Darp edilenlerden Gaye Akıl olayın savcılığa ve emniyet birimlerine bildirildikten 20 gün geçmesine rağmen herhangi bir işlem yapılmaması üzerine olayın kamera görüntülerini ve detaylarını sosyal medyada #kadınaşiddetehayır ve #adaletistiyorum hashtagleriyle 29 Mayıs'ta paylaştı.
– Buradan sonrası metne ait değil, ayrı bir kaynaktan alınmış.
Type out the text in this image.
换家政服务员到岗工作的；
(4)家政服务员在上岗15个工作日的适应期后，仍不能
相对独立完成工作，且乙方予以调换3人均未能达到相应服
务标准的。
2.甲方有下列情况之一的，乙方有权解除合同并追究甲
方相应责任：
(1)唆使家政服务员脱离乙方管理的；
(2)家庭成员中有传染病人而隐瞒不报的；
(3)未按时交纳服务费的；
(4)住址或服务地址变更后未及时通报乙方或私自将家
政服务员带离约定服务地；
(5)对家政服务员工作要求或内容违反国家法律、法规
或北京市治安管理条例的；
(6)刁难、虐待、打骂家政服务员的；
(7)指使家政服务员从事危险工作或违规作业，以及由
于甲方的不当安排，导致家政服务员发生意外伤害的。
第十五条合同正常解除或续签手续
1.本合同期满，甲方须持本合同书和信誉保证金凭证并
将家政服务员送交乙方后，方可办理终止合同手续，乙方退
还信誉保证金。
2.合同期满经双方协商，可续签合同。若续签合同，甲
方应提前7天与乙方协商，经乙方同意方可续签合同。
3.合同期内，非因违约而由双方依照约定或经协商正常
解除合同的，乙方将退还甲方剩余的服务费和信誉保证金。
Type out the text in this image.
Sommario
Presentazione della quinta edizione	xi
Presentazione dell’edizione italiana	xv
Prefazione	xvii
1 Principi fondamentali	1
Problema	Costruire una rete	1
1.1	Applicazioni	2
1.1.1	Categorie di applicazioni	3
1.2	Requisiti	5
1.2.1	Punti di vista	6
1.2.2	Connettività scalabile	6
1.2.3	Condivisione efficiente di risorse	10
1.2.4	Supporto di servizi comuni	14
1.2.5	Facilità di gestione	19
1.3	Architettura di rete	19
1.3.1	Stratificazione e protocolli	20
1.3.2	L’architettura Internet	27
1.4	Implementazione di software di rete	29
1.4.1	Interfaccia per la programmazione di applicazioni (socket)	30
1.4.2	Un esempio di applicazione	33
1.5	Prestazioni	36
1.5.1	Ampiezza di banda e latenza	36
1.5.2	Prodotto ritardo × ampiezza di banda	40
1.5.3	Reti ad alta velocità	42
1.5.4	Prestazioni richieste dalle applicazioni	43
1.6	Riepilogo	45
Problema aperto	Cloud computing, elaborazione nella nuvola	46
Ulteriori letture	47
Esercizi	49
30 Mayıs'ta ise şüpheli yeniden gözaltına alınıp bu sefer haftada bir gün evine en yakın güvenlik merkezine giderek imza vermesini gerektirecek adli kontrol tedbiri uygulanarak serbest bırakıldı. 2 Haziran 2020'de dava görülmeye başlanacak.
#SuleDumanaSesVer
Şule Duman, Ankara Üniversitesi öğrencisi. 27 Şubat’ta ODTÜ'de kadın hakları eylemlerine katılmasına kızan babası ve diğer aile bireyleri tarafından zorla bir arabaya bindirilerek alıkonuldu. Sakarya’daki babasının köyüne götürülürken yolda arkadaşlarına "babam beni kaçırıyor" diye mesaj attı. 67 gün boyunca zorla evde tutuldu, dışarıya çıkmasına izin verilmedi ve cep telefonu elinden alındı.
Derslerini ve sınavlarını kaçıran Şule’nin arkadaşları durumdan şüphelenip polise şikayette bulundu ama bir sonuç alamadı. Ardından sosyal medyada kampanyalar düzenlemeye başladılar. 3 Mayıs'ta #SuleDumanaSesVer etiketiyle viral olan kampanya sonrasında 4 Mayıs’ta, jandarma Şule Duman'ı zorla tutulduğu köyden kurtardı.
Bu ve benzeri onlarca vakada sosyal medya, olayların seyrini değiştirdi. Avukat Gökalp, mevcut koşullarda, sosyal medyayı kullanmayan, vakaları kamuya mal olmayan binlerce kişinin olduğuna işaret ediyor.